И Ника с удовольствием еще и еще, раз за разом играла любимую композицию любимого композитора, а педагог стояла, чуть облокотившись на инструмент и не отводила от быстрых пальцев своей ученицы, а в голове зрела идея, вот только сначала нужно попробовать самой, а уже потом…
[1] Нет ничего интереснее, чем пробовать новое. Ганнибал Лектер «Ганнибал»
Глава 53. Свобода в том, чтобы не пришлось о чем-то сожалеть.
Глава 53. Свобода в том, чтобы не пришлось о чем-то сожалеть.[1]
Я ни о чём не жалею.
Никогда не жалела.
И не верю в плодовитость сожалений.
Пока ты жалеешь, ты стыдишься себя.
Пока стыдишься — ты в клетке.
Анджелина Джоли
Вот и всё.
Поезд ушел.
Шанс упущен.
Назад пути нет.
Ник, развалившись на скамейке перед фонтаном, запрокинул голову назад и вздохнул.
Он не взял высоту…
Он не взял свою собственную высоту… Хреново…
Перед глазами было бездонная синь неба, но видел парень сейчас не себя, взлетающего перед планкой и даже не планку, с грохотом падающую сегодня бесчисленное количество раз, а Тимку, своего лучшего друга, которому оказывали первую помощь прямо в кабинете директора, который смотрел на подростка, а в глазах жалость и сочувствие. У самого Федора Михайловича лицо было в красных пятнах с рваными краями. Ему уже дали валидол и просили не участвовать в вакханалии, которая всё еще продолжалась в соседнем кабинете. А там истошно орала мать Страхова, и поэтому голоса прочих действующих лиц не были слышны. Елена Николаевна была белее гипсового бюста Аристотеля, стоящего между кубками. А Тимка смотрел на мать одним глазом — второй был заклеен пластырем — и улыбался. Мать то гладила его по волосам, то брала за руку и молчала. Тимка молчал и подавно, только холодные пальцы сжимал, словно говорил, что с ним всё в порядке.
Ага, как же, в порядке? Чокнутая тетка разбила ему нос и чуть не вынесла глаз! Ник всё думал о том, почему друг не стал защищаться, а потом понял: Тимка защищался. Просто не нападал. Если бы он оттолкнул от себя эту бабищу… но у Уварова был пунктик в отношении к женщинам. Ко всем женщинам, даже таким бешеным, как мать Страхова…
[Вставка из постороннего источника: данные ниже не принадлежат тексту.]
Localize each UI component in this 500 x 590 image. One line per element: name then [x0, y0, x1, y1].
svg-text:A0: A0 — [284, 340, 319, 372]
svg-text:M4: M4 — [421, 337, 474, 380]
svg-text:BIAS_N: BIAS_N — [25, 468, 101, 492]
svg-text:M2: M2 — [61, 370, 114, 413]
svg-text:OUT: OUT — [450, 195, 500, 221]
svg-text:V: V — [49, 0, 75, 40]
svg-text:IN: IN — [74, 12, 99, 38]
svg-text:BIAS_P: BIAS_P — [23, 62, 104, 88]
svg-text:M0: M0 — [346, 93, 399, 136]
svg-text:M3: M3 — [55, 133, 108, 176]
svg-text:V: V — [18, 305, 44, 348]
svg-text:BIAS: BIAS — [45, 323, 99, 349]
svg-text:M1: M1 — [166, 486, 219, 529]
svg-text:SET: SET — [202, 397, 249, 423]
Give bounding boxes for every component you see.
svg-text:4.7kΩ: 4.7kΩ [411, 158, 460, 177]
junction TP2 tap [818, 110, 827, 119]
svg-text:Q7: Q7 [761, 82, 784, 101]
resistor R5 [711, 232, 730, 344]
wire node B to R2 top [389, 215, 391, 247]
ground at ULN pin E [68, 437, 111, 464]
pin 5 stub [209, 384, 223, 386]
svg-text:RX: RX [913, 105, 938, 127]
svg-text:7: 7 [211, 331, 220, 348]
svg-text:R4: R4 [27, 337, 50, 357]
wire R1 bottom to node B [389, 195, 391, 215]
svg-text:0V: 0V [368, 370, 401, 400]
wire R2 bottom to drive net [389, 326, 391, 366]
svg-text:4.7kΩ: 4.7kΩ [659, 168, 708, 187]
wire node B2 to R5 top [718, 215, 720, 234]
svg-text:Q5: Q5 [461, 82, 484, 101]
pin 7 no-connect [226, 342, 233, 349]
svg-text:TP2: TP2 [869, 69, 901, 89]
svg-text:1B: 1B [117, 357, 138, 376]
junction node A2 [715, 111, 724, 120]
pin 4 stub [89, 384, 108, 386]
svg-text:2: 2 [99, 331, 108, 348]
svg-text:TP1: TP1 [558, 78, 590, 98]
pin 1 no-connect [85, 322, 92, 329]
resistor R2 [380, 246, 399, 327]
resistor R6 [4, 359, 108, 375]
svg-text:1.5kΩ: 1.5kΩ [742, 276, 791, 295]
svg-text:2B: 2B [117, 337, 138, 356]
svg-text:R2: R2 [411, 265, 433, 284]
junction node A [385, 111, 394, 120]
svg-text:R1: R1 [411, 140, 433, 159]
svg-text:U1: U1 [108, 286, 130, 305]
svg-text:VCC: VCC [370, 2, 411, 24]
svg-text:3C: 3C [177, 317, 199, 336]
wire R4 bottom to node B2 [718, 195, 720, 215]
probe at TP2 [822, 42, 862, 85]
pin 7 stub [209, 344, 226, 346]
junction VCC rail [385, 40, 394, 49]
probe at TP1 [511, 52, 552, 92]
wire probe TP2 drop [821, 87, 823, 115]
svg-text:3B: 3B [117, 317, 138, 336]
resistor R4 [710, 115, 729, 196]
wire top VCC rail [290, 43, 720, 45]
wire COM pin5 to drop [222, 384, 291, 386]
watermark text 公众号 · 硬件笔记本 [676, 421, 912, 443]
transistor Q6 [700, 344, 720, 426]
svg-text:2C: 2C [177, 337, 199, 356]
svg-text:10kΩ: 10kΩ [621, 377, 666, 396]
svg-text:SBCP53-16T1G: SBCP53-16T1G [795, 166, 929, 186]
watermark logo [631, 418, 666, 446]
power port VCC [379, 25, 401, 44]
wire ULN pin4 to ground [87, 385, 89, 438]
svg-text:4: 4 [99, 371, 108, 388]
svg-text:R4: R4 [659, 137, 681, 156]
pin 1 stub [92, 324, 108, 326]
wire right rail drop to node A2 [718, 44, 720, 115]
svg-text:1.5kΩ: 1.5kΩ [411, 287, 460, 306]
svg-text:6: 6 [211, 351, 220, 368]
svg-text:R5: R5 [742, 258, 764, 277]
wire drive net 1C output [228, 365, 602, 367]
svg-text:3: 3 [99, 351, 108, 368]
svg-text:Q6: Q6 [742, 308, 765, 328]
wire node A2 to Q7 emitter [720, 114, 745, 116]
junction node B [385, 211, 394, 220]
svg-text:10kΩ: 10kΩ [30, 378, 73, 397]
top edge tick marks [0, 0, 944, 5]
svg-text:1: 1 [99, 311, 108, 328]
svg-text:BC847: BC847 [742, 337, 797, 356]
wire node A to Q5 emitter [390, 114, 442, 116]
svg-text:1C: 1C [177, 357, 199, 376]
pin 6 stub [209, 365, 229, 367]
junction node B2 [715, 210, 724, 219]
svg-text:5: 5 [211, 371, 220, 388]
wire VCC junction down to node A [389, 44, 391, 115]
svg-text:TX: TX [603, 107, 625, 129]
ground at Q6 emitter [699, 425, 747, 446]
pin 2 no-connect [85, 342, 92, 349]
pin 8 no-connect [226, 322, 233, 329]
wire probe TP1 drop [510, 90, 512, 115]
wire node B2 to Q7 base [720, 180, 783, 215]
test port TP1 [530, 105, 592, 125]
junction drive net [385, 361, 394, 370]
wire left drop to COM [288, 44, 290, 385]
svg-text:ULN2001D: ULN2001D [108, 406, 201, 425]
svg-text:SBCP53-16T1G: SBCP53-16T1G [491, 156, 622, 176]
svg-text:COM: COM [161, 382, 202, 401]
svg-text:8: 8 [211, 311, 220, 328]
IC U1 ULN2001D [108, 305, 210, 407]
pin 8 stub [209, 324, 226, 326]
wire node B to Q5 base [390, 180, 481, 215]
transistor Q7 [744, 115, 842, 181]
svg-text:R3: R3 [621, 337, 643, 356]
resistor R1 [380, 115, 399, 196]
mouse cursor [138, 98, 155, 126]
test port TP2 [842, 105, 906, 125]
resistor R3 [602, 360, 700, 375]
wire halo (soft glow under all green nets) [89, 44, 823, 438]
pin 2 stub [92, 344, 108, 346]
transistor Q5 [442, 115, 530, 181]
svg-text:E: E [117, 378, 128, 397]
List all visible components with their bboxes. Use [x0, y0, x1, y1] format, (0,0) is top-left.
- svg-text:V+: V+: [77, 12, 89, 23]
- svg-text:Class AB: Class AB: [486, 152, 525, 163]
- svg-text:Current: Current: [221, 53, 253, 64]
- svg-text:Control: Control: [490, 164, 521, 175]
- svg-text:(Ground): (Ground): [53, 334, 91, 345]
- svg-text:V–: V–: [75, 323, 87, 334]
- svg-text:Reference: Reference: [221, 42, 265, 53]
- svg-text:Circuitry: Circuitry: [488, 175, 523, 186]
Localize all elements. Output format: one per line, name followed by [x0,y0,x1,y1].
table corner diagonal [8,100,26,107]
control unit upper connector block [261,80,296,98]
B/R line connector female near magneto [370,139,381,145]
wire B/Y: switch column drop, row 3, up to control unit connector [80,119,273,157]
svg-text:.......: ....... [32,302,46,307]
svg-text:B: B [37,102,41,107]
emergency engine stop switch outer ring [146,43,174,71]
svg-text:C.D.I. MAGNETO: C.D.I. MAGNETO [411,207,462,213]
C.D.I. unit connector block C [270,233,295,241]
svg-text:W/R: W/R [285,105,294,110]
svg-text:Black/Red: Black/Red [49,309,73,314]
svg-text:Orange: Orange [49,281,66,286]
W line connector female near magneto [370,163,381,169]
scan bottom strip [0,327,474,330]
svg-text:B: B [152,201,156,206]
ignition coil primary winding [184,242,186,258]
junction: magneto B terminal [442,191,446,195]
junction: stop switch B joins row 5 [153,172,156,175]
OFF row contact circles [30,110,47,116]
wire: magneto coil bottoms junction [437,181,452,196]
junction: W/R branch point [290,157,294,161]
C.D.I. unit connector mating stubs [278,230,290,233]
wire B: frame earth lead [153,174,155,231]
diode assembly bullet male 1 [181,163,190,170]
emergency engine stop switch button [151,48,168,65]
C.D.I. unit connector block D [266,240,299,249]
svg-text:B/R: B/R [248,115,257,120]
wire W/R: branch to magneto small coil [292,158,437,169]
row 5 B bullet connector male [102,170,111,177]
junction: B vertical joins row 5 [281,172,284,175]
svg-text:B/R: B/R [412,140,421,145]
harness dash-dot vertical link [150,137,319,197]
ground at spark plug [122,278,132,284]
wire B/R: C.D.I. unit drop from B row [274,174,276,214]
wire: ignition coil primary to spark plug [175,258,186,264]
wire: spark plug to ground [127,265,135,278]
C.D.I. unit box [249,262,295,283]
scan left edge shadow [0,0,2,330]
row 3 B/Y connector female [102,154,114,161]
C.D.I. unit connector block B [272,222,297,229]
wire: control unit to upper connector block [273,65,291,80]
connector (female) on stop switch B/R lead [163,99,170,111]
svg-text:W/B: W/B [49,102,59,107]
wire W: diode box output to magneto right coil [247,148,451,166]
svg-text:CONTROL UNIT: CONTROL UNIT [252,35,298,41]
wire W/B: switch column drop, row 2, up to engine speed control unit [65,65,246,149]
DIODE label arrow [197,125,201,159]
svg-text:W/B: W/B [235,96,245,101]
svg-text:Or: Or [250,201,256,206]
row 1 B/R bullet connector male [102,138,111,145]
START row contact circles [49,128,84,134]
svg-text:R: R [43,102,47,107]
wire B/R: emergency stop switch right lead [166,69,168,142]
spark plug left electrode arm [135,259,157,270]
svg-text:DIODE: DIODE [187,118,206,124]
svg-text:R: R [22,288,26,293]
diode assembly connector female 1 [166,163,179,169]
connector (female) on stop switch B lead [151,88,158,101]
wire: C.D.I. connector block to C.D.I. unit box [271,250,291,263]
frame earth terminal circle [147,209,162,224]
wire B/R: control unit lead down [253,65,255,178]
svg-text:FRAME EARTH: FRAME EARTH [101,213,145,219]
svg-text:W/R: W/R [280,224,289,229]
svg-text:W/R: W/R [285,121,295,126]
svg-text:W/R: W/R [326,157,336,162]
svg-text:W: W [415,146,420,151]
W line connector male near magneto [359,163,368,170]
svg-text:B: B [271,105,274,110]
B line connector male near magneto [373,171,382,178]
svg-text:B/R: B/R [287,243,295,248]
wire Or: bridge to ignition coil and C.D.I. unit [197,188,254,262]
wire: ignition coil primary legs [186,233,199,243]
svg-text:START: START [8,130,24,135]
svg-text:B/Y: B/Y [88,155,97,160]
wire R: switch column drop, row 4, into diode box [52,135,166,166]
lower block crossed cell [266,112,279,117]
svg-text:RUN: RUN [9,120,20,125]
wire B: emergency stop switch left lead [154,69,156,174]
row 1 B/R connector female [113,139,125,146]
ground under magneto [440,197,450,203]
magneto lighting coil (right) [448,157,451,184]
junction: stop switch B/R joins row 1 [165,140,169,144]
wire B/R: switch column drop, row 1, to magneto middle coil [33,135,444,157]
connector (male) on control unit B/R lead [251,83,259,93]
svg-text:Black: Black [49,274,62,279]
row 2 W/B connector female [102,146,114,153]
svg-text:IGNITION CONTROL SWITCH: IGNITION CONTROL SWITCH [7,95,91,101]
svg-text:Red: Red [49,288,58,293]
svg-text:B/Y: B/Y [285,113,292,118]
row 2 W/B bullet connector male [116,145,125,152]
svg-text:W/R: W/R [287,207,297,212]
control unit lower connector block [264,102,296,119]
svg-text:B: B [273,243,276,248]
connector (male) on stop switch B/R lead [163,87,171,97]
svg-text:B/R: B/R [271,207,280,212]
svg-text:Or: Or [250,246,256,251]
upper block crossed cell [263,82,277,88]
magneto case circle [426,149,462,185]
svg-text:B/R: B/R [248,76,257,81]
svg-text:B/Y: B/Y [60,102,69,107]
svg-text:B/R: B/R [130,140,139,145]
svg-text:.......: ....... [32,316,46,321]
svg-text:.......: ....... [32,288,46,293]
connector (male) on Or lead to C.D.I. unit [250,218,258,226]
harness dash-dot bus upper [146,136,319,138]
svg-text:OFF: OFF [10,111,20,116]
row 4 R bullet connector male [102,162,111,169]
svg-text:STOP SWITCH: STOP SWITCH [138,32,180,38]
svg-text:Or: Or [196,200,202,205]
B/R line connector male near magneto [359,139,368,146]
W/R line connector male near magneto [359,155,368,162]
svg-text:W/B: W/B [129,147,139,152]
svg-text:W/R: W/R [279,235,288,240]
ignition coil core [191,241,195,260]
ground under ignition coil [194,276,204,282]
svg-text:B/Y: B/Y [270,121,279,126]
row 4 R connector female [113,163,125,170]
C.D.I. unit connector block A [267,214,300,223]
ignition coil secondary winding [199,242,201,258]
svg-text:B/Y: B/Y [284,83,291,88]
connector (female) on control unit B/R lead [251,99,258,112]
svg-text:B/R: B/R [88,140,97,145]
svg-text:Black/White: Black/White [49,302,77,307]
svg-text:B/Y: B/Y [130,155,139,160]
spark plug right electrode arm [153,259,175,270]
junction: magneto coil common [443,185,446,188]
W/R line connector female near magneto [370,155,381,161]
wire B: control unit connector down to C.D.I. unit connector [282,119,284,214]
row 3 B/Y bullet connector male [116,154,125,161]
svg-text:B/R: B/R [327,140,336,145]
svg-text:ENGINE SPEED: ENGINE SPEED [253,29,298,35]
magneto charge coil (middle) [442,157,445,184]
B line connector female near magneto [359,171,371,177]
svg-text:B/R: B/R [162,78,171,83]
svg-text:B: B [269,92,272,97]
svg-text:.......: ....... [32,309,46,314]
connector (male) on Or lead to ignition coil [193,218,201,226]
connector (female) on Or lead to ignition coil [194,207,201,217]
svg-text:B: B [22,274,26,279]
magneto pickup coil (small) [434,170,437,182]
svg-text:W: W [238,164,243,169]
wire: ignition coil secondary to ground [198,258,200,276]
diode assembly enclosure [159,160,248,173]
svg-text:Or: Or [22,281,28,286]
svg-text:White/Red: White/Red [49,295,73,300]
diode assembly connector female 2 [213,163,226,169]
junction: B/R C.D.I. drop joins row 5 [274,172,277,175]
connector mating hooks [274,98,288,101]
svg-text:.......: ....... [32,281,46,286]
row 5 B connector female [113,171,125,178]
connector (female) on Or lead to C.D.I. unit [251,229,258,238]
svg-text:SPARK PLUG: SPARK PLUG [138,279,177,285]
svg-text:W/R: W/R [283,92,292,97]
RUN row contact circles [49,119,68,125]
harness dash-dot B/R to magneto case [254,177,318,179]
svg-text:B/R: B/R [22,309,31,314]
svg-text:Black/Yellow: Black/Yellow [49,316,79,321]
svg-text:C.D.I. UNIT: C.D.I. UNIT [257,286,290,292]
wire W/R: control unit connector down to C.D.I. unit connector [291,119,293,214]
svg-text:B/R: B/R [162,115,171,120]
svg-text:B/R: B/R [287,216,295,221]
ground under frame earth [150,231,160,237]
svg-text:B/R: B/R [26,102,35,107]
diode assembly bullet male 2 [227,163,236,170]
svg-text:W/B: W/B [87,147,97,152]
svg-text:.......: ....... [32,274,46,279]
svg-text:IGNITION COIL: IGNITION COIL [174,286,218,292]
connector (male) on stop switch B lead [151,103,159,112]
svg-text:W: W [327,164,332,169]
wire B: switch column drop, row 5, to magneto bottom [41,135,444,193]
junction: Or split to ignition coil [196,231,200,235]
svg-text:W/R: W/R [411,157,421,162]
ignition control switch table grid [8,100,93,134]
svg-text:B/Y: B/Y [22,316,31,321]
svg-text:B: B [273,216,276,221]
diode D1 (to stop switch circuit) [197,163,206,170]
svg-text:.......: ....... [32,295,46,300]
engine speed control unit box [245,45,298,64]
Конечно, он не пришел на тренировку, а дозвониться до него Ник не смог. Повисла какая-то неопределенность, неизвестность, которая раздражала, но поделать Егоров ничего не мог.
Иваныч, как это ни странно, не удивился отсутствию Уварова. Ну ясно, тренер как всегда, был в курсе всего, что происходило в школе. Никита стал разогреваться. Иваныч поглядывал на него и молчал. И в его серых глазах подросток прочитал собственный приговор: не возьмет. И Ник не взял. Словно разочаровывать тренера не желал. Вот ведь…
Иваныч стоял у края площадки с матами, скрестив руки на груди, и не сводил глаз с талантливого ученика. А тот всё больше разочаровывался в самом себе — и высота осталась непокоренной.
Тренер не орал, не пилил (хотя уж лучше бы и то, и другое), глянул, как водой окатил, и бросил, как подачку:
— Свободен.
— Свободен… И на хрена такая свобода? — пробормотал Никита и вздохнул.
Телефон вдруг вжикнул. Никита разблокировал смартфон и тут же оживился: Тим прислал сообщение. Егоров, не открывая его, ткнул в зеленую трубку. Гудки лились и лились. Ник уже прокручивал про себя голосовое, которое оставит другу, как вдруг услышал голос друга:
— Да всё ок! Не парься.
— Ты дома?
Уваров вздохнул:
— Только зашел.
— Я щас буду!
Тимка опять вздохнул. Он мог бы сказать, что устал, что его уже вымотали сначала в больнице, а затем в полиции. Мог бы сказать, что не готов к разговору, но… там был Ник. Нику такое он сказать не мог.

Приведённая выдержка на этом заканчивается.